Tribunal judiciaire de commerce de Chartres, le 25 septembre 2025, n°2025F01049

Le tribunal judiciaire, statuant en premier ressort, a prononcé la liquidation judiciaire d’une société. La période d’observation n’ayant pas dégagé de plan de continuation, le tribunal a mis fin à cette période et nommé un liquidateur. La décision applique les articles L. 622-10 et L. 640-1 du code de commerce pour ordonner cette conversion.

Le constat d’une impossibilité de redressement

L’échec de la période d’observation. Le tribunal fonde sa décision sur l’absence de solution dégagée durant la période d’observation. Les délais accordés pour étudier les perspectives de redressement n’ont conduit à aucun plan réalisable. Ce constat factuel est l’élément déclencheur de la conversion de la procédure.

La portée de ce constat. L’impossibilité de trouver un plan de continuation équivaut à une impossibilité manifeste de redressement. Cette appréciation in concreto est conforme à la jurisprudence. « L’impossibilité manifeste du débiteur à se redresser s’apprécie in concreto, au cas par cas, au regard de sa situation matérielle et financière globale et de son activité » (Cour d’appel, le 27 février 2025, n°23/15536). Le tribunal procède ainsi à une analyse globale sans exiger d’autres conditions.

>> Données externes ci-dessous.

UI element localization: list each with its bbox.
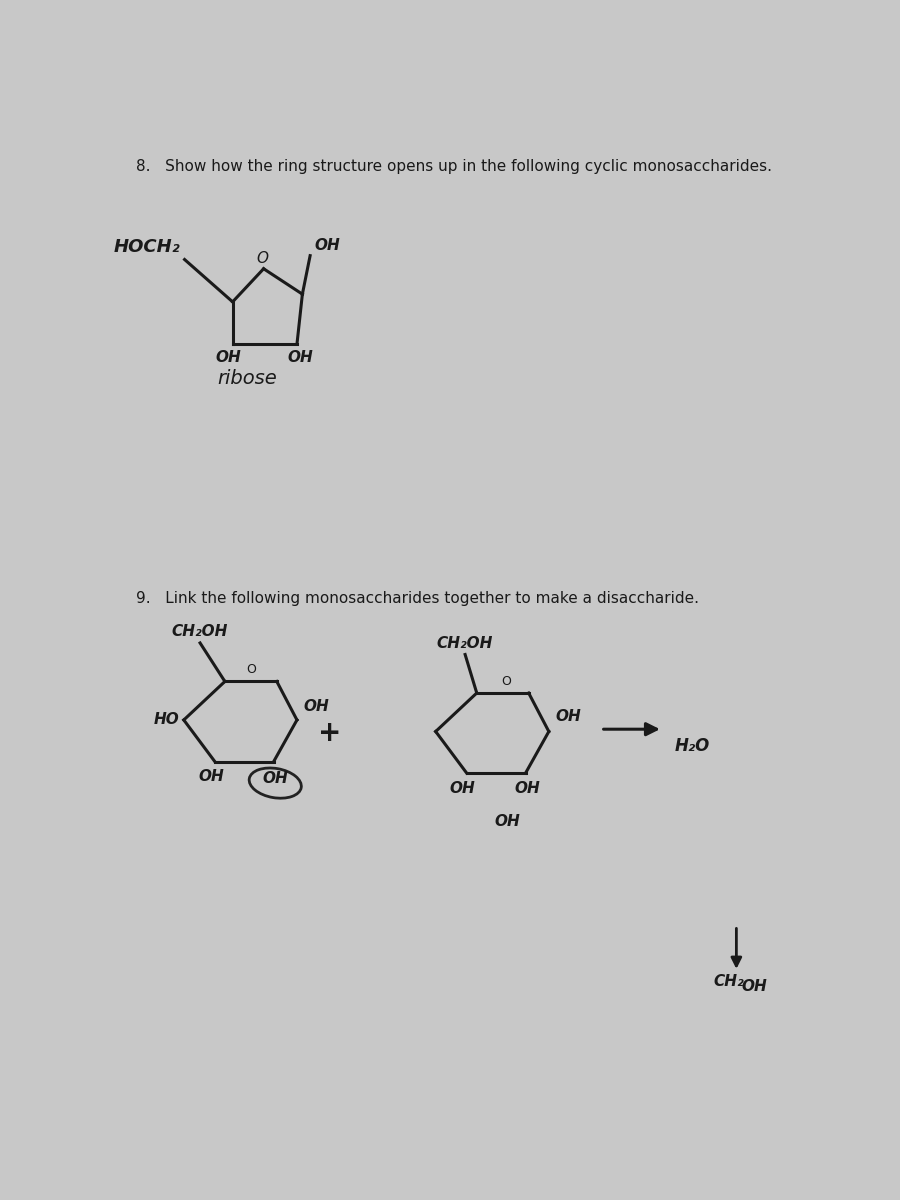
Text: H₂O: H₂O	[674, 737, 709, 755]
Text: OH: OH	[555, 709, 580, 724]
Text: OH: OH	[495, 814, 520, 829]
Text: 8.   Show how the ring structure opens up in the following cyclic monosaccharide: 8. Show how the ring structure opens up …	[136, 160, 772, 174]
Text: OH: OH	[450, 781, 476, 796]
Text: OH: OH	[742, 979, 768, 995]
Text: O: O	[501, 674, 511, 688]
Text: 9.   Link the following monosaccharides together to make a disaccharide.: 9. Link the following monosaccharides to…	[136, 590, 698, 606]
Text: O: O	[256, 251, 268, 265]
Text: CH₂OH: CH₂OH	[172, 624, 229, 640]
Text: HOCH₂: HOCH₂	[114, 239, 181, 257]
Text: OH: OH	[314, 239, 340, 253]
Text: OH: OH	[216, 350, 241, 365]
Text: O: O	[246, 664, 256, 676]
Text: HO: HO	[153, 713, 179, 727]
Text: OH: OH	[303, 698, 328, 714]
Text: OH: OH	[514, 781, 540, 796]
Text: OH: OH	[288, 350, 314, 365]
Text: OH: OH	[263, 770, 288, 786]
Text: +: +	[318, 719, 341, 748]
Text: CH₂: CH₂	[713, 974, 743, 989]
Text: CH₂OH: CH₂OH	[436, 636, 493, 650]
Text: ribose: ribose	[217, 368, 277, 388]
Text: OH: OH	[198, 769, 224, 785]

Les conséquences procédurales de la décision

La base légale de la conversion. Le tribunal applique directement les articles L. 622-10 et L. 640-1 du code de commerce. Il prononce la liquidation judiciaire et met fin à la période d’observation. La nomination du mandataire judiciaire en qualité de liquidateur assure la continuité dans la gestion de la procédure.

La simplification du prononcé de la liquidation. La décision illustre que la liquidation peut être prononcée sans constatation préalable de cessation des paiements. Seule l’impossibilité de redressement doit être caractérisée. « la conversion de celle-ci en une procédure de liquidation […] n’impose pas la constatation de l’état de la cessation des paiements, seule l’impossibilité manifeste du redressement devant être caractérisée » (Cass. Chambre commerciale financière et économique, le 28 février 2018, n°16-19.422). Cette approche facilite et accélère la transition vers la liquidation.

Source : Cour de cassation – Base Open Data « Judilibre » & « Légifrance ».